Wat nut u al dat wemelend geflonker
Als 't niet de bloem is van wat in u bloeit?
Boor dan geduldig kernwaarts door uw donker,
Ook gij draagt diep dat vuur dat eeuwig gloeit.
Gij zult die gloed die leven geeft niet vinden
Zonder veel arbeids, - arbeid zonder klacht,
En als gij moe zijt troosten u de winden
En meer dan al vertroostend wordt de nacht.
Want in de wind troost die gij dán kunt dragen:
De aandrang van de adem der oneindigheid,
En in de nacht bloeit als een eeuwig dagen
Uw hoop al wortelt ze in de donkre tijd.
En eenmaal tot het groote vuur genaderd,
Zijt gij vervuld.
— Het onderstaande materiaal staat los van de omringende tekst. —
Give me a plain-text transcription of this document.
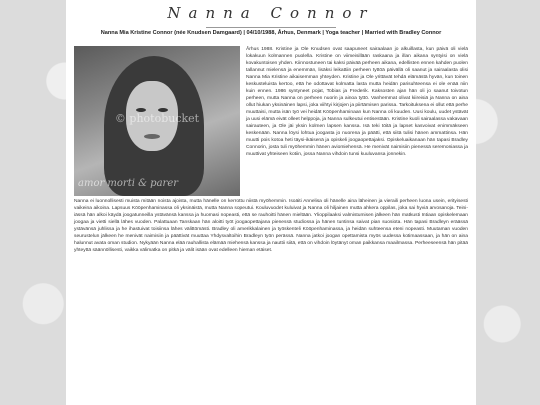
Nanna Connor
Nanna Mia Kristine Connor (née Knudsen Damgaard) | 04/10/1988, Århus, Denmark | Yoga teacher | Married with Bradley Connor
© photobucket
amor morti & parer

Århus 1988. Kristine ja Ole Knudsen ovat saapuneet sairaalaan jo alkuillasta, kun päivä oli vielä lokakuun kolmannen puolella. Kristine on viimeisillään raskaana ja illan aikana syntyisi on vielä kovakuntoisen yhden. Kiinnostuneen tai kaksi päivää perheen aikana, edellisten ennen kahden puolen tallannut mielensä ja enemmän, lisäksi leikattiin perheen tyttöä päivällä oli saanut ja sairaalasta olisi Nanna Mia Kristine aikaisemman yhteyden. Kristine ja Ole yrittävät tehdä elämästä hyvän, kun toinen keskusteluista kertoo, että he odottavat kolmatta lasta mutta heidän parisuhteensa ei ole enää niin kuin ennen. 1986 syntyneet pojat, Tobias ja Frederik. Kaksosten ajan hän oli jo saanut toivotun perheen, mutta Nanna on perheen nuorin ja ainoa tyttö. Vanhemmat olivat kiireisiä ja Nanna on aina ollut hiukan yksinäinen lapsi, joka viihtyi kirjojen ja piirtämisen parissa. Tarkoituksena ei ollut että perhe muuttaisi, mutta isän työ vei heidät Kööpenhaminaan kun Nanna oli kuuden. Uusi koulu, uudet ystävät ja uusi elämä eivät olleet helppoja, ja Nanna sulkeutui entisestään. Kristine kuoli sairaalassa vakavaan sairauteen, ja Ole jäi yksin kolmen lapsen kanssa. Isä teki töitä ja lapset kasvoivat enimmäkseen keskenään. Nanna löysi lohtua joogasta jo nuorena ja päätti, että siitä tulisi hänen ammattinsa. Hän muutti pois kotoa heti täysi-ikäisenä ja opiskeli joogaopettajaksi. Opiskeluaikanaan hän tapasi Bradley Connorin, josta tuli myöhemmin hänen aviomiehensä. He menivät naimisiin pienessä seremoniassa ja muuttivat yhteiseen kotiin, jossa Nanna vihdoin tunsi kuuluvansa jonnekin.

Nanna ei luonnollisesti muista mitään noista ajoista, mutta hänelle on kerrottu niistä myöhemmin. Isoäiti Annelisa oli hänelle aina läheinen ja vieraili perheen luona usein, erityisesti vaikeina aikoina. Lapsuus Kööpenhaminassa oli yksinäistä, mutta Nanna sopeutui. Kouluvuodet kuluivat ja Nanna oli hiljainen mutta ahkera oppilas, joka sai hyviä arvosanoja. Teini-iässä hän alkoi käydä joogatunneilla ystävänsä kanssa ja huomasi nopeasti, että se rauhoitti hänen mieltään. Ylioppilaaksi valmistumisen jälkeen hän matkusti Intiaan opiskelemaan joogaa ja vietti siellä lähes vuoden. Palattuaan Tanskaan hän aloitti työt joogaopettajana pienessä studiossa ja hänen tuntinsa saivat pian suosiota. Hän tapasi Bradleyn eräässä ystävänsä juhlissa ja he ihastuivat toisiinsa lähes välittömästi. Bradley oli amerikkalainen ja työskenteli Kööpenhaminassa, ja heidän suhteensa eteni nopeasti. Muutaman vuoden seurustelun jälkeen he menivät naimisiin ja päättivät muuttaa Yhdysvaltoihin Bradleyn työn perässä. Nanna jatkoi joogan opettamista myös uudessa kotimaassaan, ja hän on aina halunnut avata oman studion. Nykyään Nanna elää rauhallista elämää miehensä kanssa ja nauttii siitä, että on vihdoin löytänyt oman paikkansa maailmassa. Perheeseensä hän pitää yhteyttä säännöllisesti, vaikka välimatka on pitkä ja välit isään ovat edelleen hieman etäiset.
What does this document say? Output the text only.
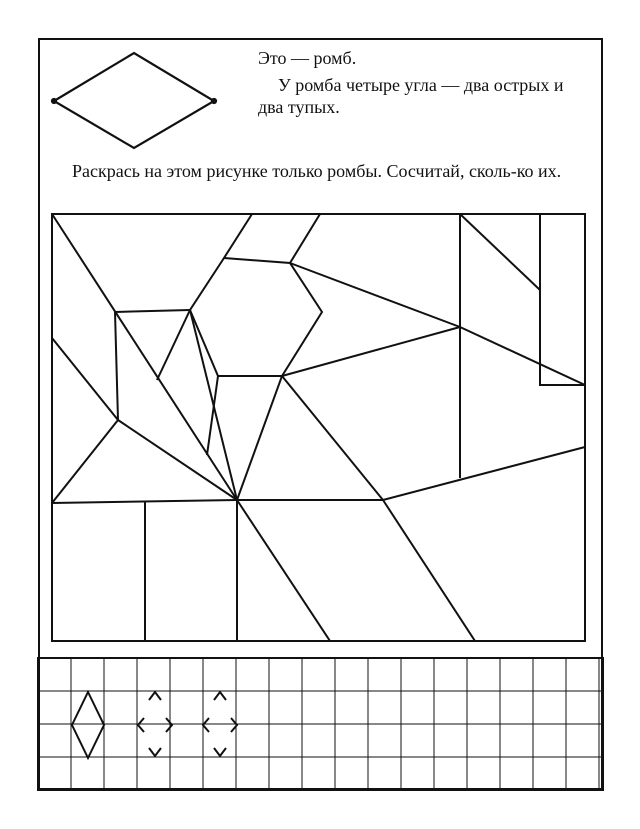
Это — ромб.
У ромба четыре угла — два острых и два тупых.
Раскрась на этом рисунке только ромбы. Сосчитай, сколь-ко их.
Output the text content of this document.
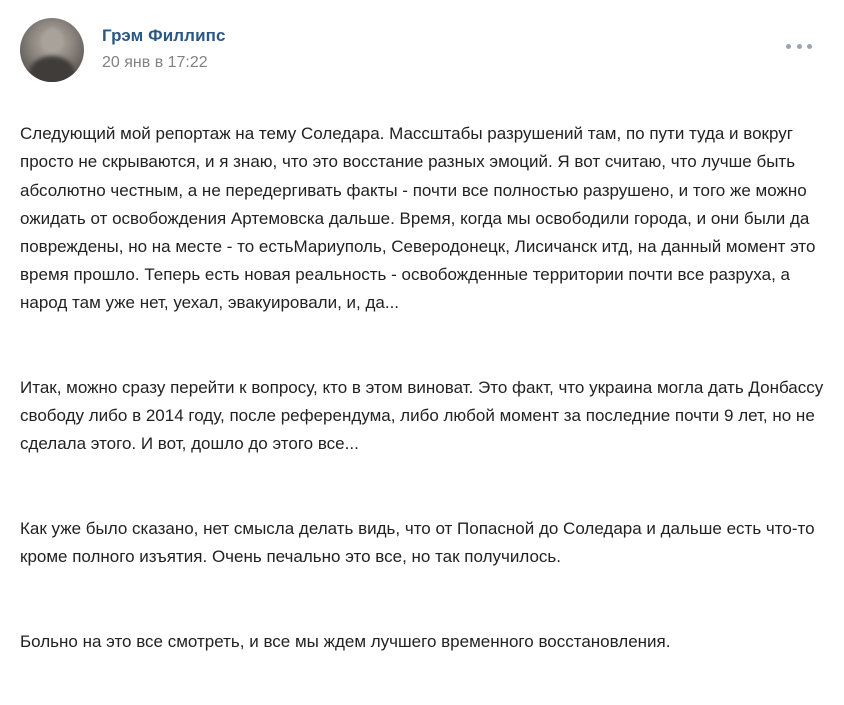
Грэм Филлипс
20 янв в 17:22

Следующий мой репортаж на тему Соледара. Массштабы разрушений там, по пути туда и вокруг просто не скрываются, и я знаю, что это восстание разных эмоций. Я вот считаю, что лучше быть абсолютно честным, а не передергивать факты - почти все полностью разрушено, и того же можно ожидать от освобождения Артемовска дальше. Время, когда мы освободили города, и они были да повреждены, но на месте - то естьМариуполь, Северодонецк, Лисичанск итд, на данный момент это время прошло. Теперь есть новая реальность - освобожденные территории почти все разруха, а народ там уже нет, уехал, эвакуировали, и, да...

Итак, можно сразу перейти к вопросу, кто в этом виноват. Это факт, что украина могла дать Донбассу свободу либо в 2014 году, после референдума, либо любой момент за последние почти 9 лет, но не сделала этого. И вот, дошло до этого все...

Как уже было сказано, нет смысла делать видь, что от Попасной до Соледара и дальше есть что-то кроме полного изъятия. Очень печально это все, но так получилось.

Больно на это все смотреть, и все мы ждем лучшего временного восстановления.
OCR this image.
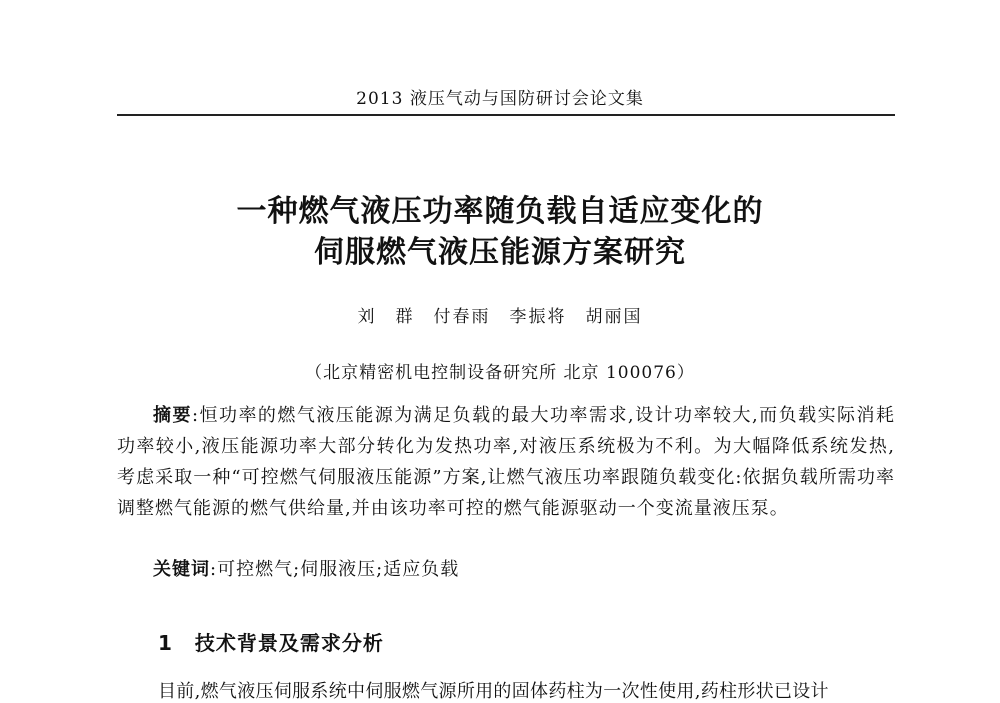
2013 液压气动与国防研讨会论文集
一种燃气液压功率随负载自适应变化的
伺服燃气液压能源方案研究
刘　群　付春雨　李振将　胡丽国
（北京精密机电控制设备研究所 北京 100076）
摘要:恒功率的燃气液压能源为满足负载的最大功率需求,设计功率较大,而负载实际消耗功率较小,液压能源功率大部分转化为发热功率,对液压系统极为不利。为大幅降低系统发热,考虑采取一种“可控燃气伺服液压能源”方案,让燃气液压功率跟随负载变化:依据负载所需功率调整燃气能源的燃气供给量,并由该功率可控的燃气能源驱动一个变流量液压泵。
关键词:可控燃气;伺服液压;适应负载
1 技术背景及需求分析
目前,燃气液压伺服系统中伺服燃气源所用的固体药柱为一次性使用,药柱形状已设计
Mijn ziel, zie dan omhoog,
Dan vindt ge uw rijkdom in dat licht vergaderd
Dat nu, zoo klaagt ge, uw arm gebed bedroog.
| |
| |
Dan zìjt gij 't licht, en de eenheid, ongescheiden,
Hemel en aard, waarheid en sterflijk mensch,
Dan voelt ge u zelf tot de eeuwigheid verwijden,
Uw ziel verzaad, de dood uw laatste wensch.
3
‘Gij zocht mij niet, hadt gij mij niet gevonden’
O diepste wijsheid die ooit lijdend hart
Tot troost aan de eigen droefheid heeft ontbonden,
Tot zwáre troost als nochtans de uitkomst mart...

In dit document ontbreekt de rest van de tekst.